Dive Brief:
- CMS' Office of the Actuary (OACT) today published in Health Affairs that total healthcare spending growth expected to average 5.8% annually over 2015-2025.
- In addition, health spending is projected to grow 1.3 percentage points quicker than GDP per year over 2015-2025, thus resulting in the health share of the GDP predicted to rise to 20.1% by 2025 from 17.5% in 2014.
- Overall, national health expenditures are estimated to have reached $3.2 trillion in 2015.
Dive Insight:
In addition, OACT found national health spending is projected to have been 5.5% in 2015. Slower growth in such spending is expected in 2016 at 4.8% as Medicaid and marketplace enrollment slows and associated uninsured rates decline.
"In 2015, medical price inflation slowed to 0.8%, down from 1.4% in 2014. Hospital prices increased by 0.9% while price growth in physician services fell by 1.1%," the authors found.
"Hospital spending growth is expected to grow at an annual average rate of 5.8%," Sean Keehan, from CMS' OACT, said on a conference call. "This rate of growth would be faster than the last two historical years and this is because of modest increases in the use and price of hospital services."
"Also despite expanded insurance coverage provided by the marketplaces, growth in private health insurance spending on physician and clinical services is tempered somewhat over the projection period by the continued expected growth of high deductible plans which tends to disproportionately impact the utilization in this category," Keehan continued.

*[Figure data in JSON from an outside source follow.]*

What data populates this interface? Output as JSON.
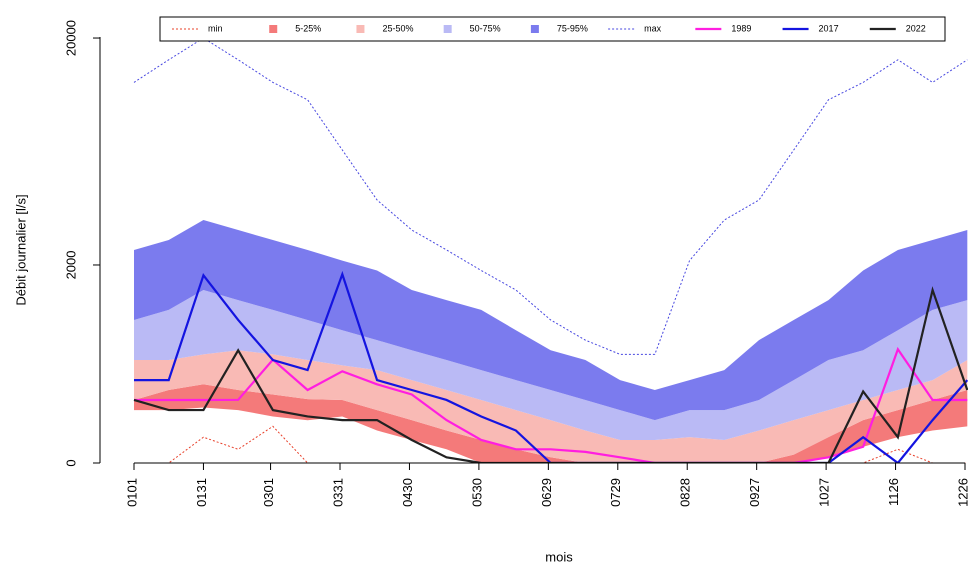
{
  "chart_data": {
    "type": "line",
    "xlabel": "mois",
    "ylabel": "Débit journalier [l/s]",
    "x": [
      1,
      16,
      31,
      46,
      61,
      76,
      91,
      106,
      121,
      136,
      151,
      166,
      181,
      196,
      211,
      226,
      241,
      256,
      271,
      286,
      301,
      316,
      331,
      346,
      361
    ],
    "xlim": [
      1,
      360
    ],
    "xticks": [
      {
        "value": 1,
        "label": "0101"
      },
      {
        "value": 31,
        "label": "0131"
      },
      {
        "value": 60,
        "label": "0301"
      },
      {
        "value": 90,
        "label": "0331"
      },
      {
        "value": 120,
        "label": "0430"
      },
      {
        "value": 150,
        "label": "0530"
      },
      {
        "value": 180,
        "label": "0629"
      },
      {
        "value": 210,
        "label": "0729"
      },
      {
        "value": 240,
        "label": "0828"
      },
      {
        "value": 270,
        "label": "0927"
      },
      {
        "value": 300,
        "label": "1027"
      },
      {
        "value": 330,
        "label": "1126"
      },
      {
        "value": 360,
        "label": "1226"
      }
    ],
    "ylim": [
      0,
      24500
    ],
    "yticks": [
      0,
      2000,
      20000
    ],
    "yscale": "log",
    "legend": "top",
    "series": [
      {
        "name": "min",
        "kind": "line",
        "dash": true,
        "color": "#e8402a",
        "values": [
          0,
          0,
          100,
          50,
          150,
          0,
          0,
          0,
          0,
          0,
          0,
          0,
          0,
          0,
          0,
          0,
          0,
          0,
          0,
          0,
          0,
          0,
          50,
          0,
          0
        ]
      },
      {
        "name": "5-25%",
        "kind": "band",
        "color": "#f47a7a",
        "lower": [
          235,
          235,
          250,
          235,
          200,
          180,
          200,
          130,
          88,
          50,
          0,
          0,
          0,
          0,
          0,
          0,
          0,
          0,
          0,
          0,
          20,
          60,
          100,
          130,
          150
        ],
        "upper": [
          295,
          360,
          400,
          360,
          330,
          300,
          295,
          235,
          181,
          130,
          88,
          50,
          20,
          0,
          0,
          0,
          0,
          0,
          0,
          30,
          100,
          181,
          235,
          295,
          360
        ]
      },
      {
        "name": "25-50%",
        "kind": "band",
        "color": "#f9bab5",
        "lower": [
          295,
          360,
          400,
          360,
          330,
          300,
          295,
          235,
          181,
          130,
          88,
          50,
          20,
          0,
          0,
          0,
          0,
          0,
          0,
          30,
          100,
          181,
          235,
          295,
          360
        ],
        "upper": [
          597,
          597,
          650,
          690,
          650,
          597,
          550,
          510,
          431,
          360,
          295,
          235,
          181,
          130,
          88,
          88,
          100,
          88,
          130,
          181,
          235,
          295,
          360,
          431,
          597
        ]
      },
      {
        "name": "50-75%",
        "kind": "band",
        "color": "#babaf5",
        "lower": [
          597,
          597,
          650,
          690,
          650,
          597,
          550,
          510,
          431,
          360,
          295,
          235,
          181,
          130,
          88,
          88,
          100,
          88,
          130,
          181,
          235,
          295,
          360,
          431,
          597
        ],
        "upper": [
          1040,
          1180,
          1500,
          1331,
          1180,
          1040,
          910,
          796,
          690,
          597,
          510,
          431,
          360,
          295,
          235,
          181,
          235,
          235,
          295,
          431,
          597,
          690,
          910,
          1180,
          1331
        ]
      },
      {
        "name": "75-95%",
        "kind": "band",
        "color": "#7b7bee",
        "lower": [
          1040,
          1180,
          1500,
          1331,
          1180,
          1040,
          910,
          796,
          690,
          597,
          510,
          431,
          360,
          295,
          235,
          181,
          235,
          235,
          295,
          431,
          597,
          690,
          910,
          1180,
          1331
        ],
        "upper": [
          2362,
          2630,
          3256,
          2930,
          2630,
          2362,
          2100,
          1880,
          1500,
          1331,
          1180,
          910,
          690,
          597,
          431,
          360,
          431,
          510,
          796,
          1040,
          1331,
          1880,
          2362,
          2630,
          2930
        ]
      },
      {
        "name": "max",
        "kind": "line",
        "dash": true,
        "color": "#4747e0",
        "values": [
          13000,
          16200,
          20000,
          16200,
          13000,
          10965,
          6671,
          4015,
          2930,
          2362,
          1880,
          1500,
          1040,
          796,
          650,
          650,
          2100,
          3256,
          4015,
          6671,
          10965,
          13000,
          16200,
          13000,
          16200
        ]
      },
      {
        "name": "1989",
        "kind": "line",
        "color": "#ff1ee0",
        "values": [
          295,
          295,
          295,
          296,
          600,
          360,
          500,
          400,
          330,
          181,
          88,
          50,
          50,
          40,
          20,
          0,
          0,
          0,
          0,
          0,
          20,
          60,
          700,
          295,
          295
        ]
      },
      {
        "name": "2017",
        "kind": "line",
        "color": "#1414e0",
        "values": [
          431,
          431,
          1780,
          1040,
          597,
          510,
          1800,
          431,
          360,
          295,
          200,
          130,
          0,
          0,
          0,
          0,
          0,
          0,
          0,
          0,
          0,
          100,
          0,
          181,
          431
        ]
      },
      {
        "name": "2022",
        "kind": "line",
        "color": "#222222",
        "values": [
          295,
          235,
          235,
          690,
          235,
          200,
          181,
          181,
          88,
          20,
          0,
          0,
          0,
          0,
          0,
          0,
          0,
          0,
          0,
          0,
          0,
          350,
          100,
          1500,
          360
        ]
      }
    ]
  }
}
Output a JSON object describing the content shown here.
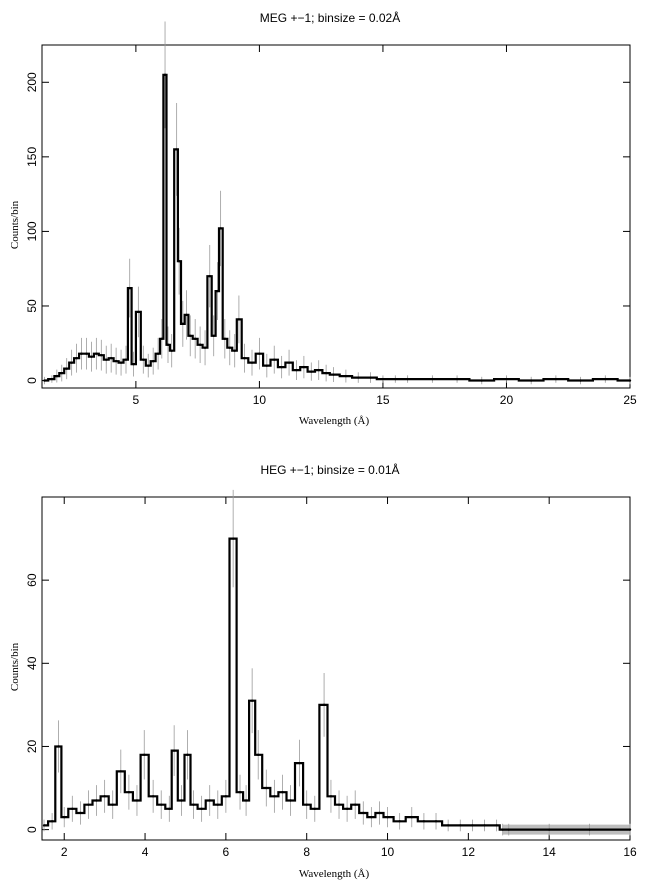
{
  "chart_data": [
    {
      "type": "line",
      "title": "MEG +−1; binsize = 0.02Å",
      "xlabel": "Wavelength (Å)",
      "ylabel": "Counts/bin",
      "xlim": [
        1.2,
        25
      ],
      "ylim": [
        -5,
        225
      ],
      "xticks": [
        5,
        10,
        15,
        20,
        25
      ],
      "xtick_labels": [
        "5",
        "10",
        "15",
        "20",
        "25"
      ],
      "yticks": [
        0,
        50,
        100,
        150,
        200
      ],
      "ytick_labels": [
        "0",
        "50",
        "100",
        "150",
        "200"
      ],
      "grid": false,
      "series": [
        {
          "x": [
            1.3,
            1.6,
            1.8,
            2.0,
            2.2,
            2.4,
            2.6,
            2.8,
            3.0,
            3.2,
            3.4,
            3.6,
            3.8,
            4.0,
            4.2,
            4.4,
            4.6,
            4.75,
            4.9,
            5.1,
            5.3,
            5.5,
            5.7,
            5.9,
            6.05,
            6.18,
            6.3,
            6.45,
            6.65,
            6.75,
            6.9,
            7.05,
            7.2,
            7.4,
            7.6,
            7.8,
            7.99,
            8.15,
            8.3,
            8.43,
            8.6,
            8.8,
            9.0,
            9.17,
            9.4,
            9.7,
            10.0,
            10.3,
            10.6,
            10.9,
            11.2,
            11.5,
            11.8,
            12.1,
            12.4,
            12.7,
            13.0,
            13.5,
            14.0,
            14.5,
            15.0,
            15.5,
            16.0,
            17.0,
            18.0,
            19.0,
            20.0,
            21.0,
            22.0,
            23.0,
            24.0,
            25.0
          ],
          "y": [
            0,
            1,
            3,
            5,
            8,
            12,
            15,
            18,
            18,
            16,
            18,
            17,
            14,
            15,
            13,
            12,
            14,
            62,
            11,
            46,
            14,
            10,
            13,
            18,
            28,
            205,
            24,
            20,
            155,
            80,
            38,
            44,
            30,
            28,
            24,
            22,
            70,
            30,
            60,
            102,
            28,
            22,
            20,
            41,
            15,
            12,
            18,
            10,
            14,
            9,
            12,
            7,
            9,
            6,
            7,
            5,
            4,
            3,
            2,
            2,
            1,
            1,
            1,
            1,
            1,
            0,
            1,
            0,
            1,
            0,
            1,
            0
          ]
        }
      ],
      "error_bar_scale": 2.5
    },
    {
      "type": "line",
      "title": "HEG +−1; binsize = 0.01Å",
      "xlabel": "Wavelength (Å)",
      "ylabel": "Counts/bin",
      "xlim": [
        1.45,
        16
      ],
      "ylim": [
        -2.5,
        80
      ],
      "xticks": [
        2,
        4,
        6,
        8,
        10,
        12,
        14,
        16
      ],
      "xtick_labels": [
        "2",
        "4",
        "6",
        "8",
        "10",
        "12",
        "14",
        "16"
      ],
      "yticks": [
        0,
        20,
        40,
        60
      ],
      "ytick_labels": [
        "0",
        "20",
        "40",
        "60"
      ],
      "grid": false,
      "series": [
        {
          "x": [
            1.5,
            1.7,
            1.86,
            2.0,
            2.2,
            2.4,
            2.6,
            2.8,
            3.0,
            3.2,
            3.4,
            3.6,
            3.8,
            3.98,
            4.2,
            4.4,
            4.6,
            4.72,
            4.9,
            5.05,
            5.2,
            5.4,
            5.6,
            5.8,
            6.0,
            6.18,
            6.35,
            6.5,
            6.65,
            6.8,
            7.0,
            7.2,
            7.4,
            7.6,
            7.82,
            8.0,
            8.2,
            8.43,
            8.6,
            8.8,
            9.0,
            9.2,
            9.4,
            9.6,
            9.8,
            10.0,
            10.3,
            10.6,
            10.9,
            11.2,
            11.5,
            11.8,
            12.1,
            12.4,
            12.7,
            12.85,
            13.0,
            14.0,
            15.0,
            16.0
          ],
          "y": [
            1,
            2,
            20,
            3,
            5,
            4,
            6,
            7,
            8,
            6,
            14,
            9,
            7,
            18,
            8,
            6,
            5,
            19,
            7,
            18,
            6,
            5,
            7,
            6,
            8,
            70,
            9,
            7,
            31,
            18,
            10,
            8,
            9,
            7,
            16,
            6,
            5,
            30,
            8,
            6,
            5,
            6,
            4,
            3,
            4,
            3,
            2,
            3,
            2,
            2,
            1,
            1,
            1,
            1,
            1,
            0,
            0,
            0,
            0,
            0
          ]
        }
      ],
      "error_bar_scale": 1.4,
      "uncertainty_band_from": 12.85
    }
  ]
}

"The Affordable Care Act continues to help keep overall health spending growth at a modest level and at a lower growth rate than the previous two decades. This progress is occurring while also helping more Americans get coverage, often for the first time," said CMS acting Administrator Andy Slavitt said in a prepared statement. “Per-capita spending and medical inflation also remain at historically very modest levels, demonstrating the importance of continuing to reform our delivery systems.”4
Additional projections include:
- The share of health expenses that Americans pay out-of-pocket is projected to decline from 10.9% in 2014 to 9.9% in 2025; and
- Federal, state and local governments are projected to finance 47% of national health spending (up from 45% in 2014).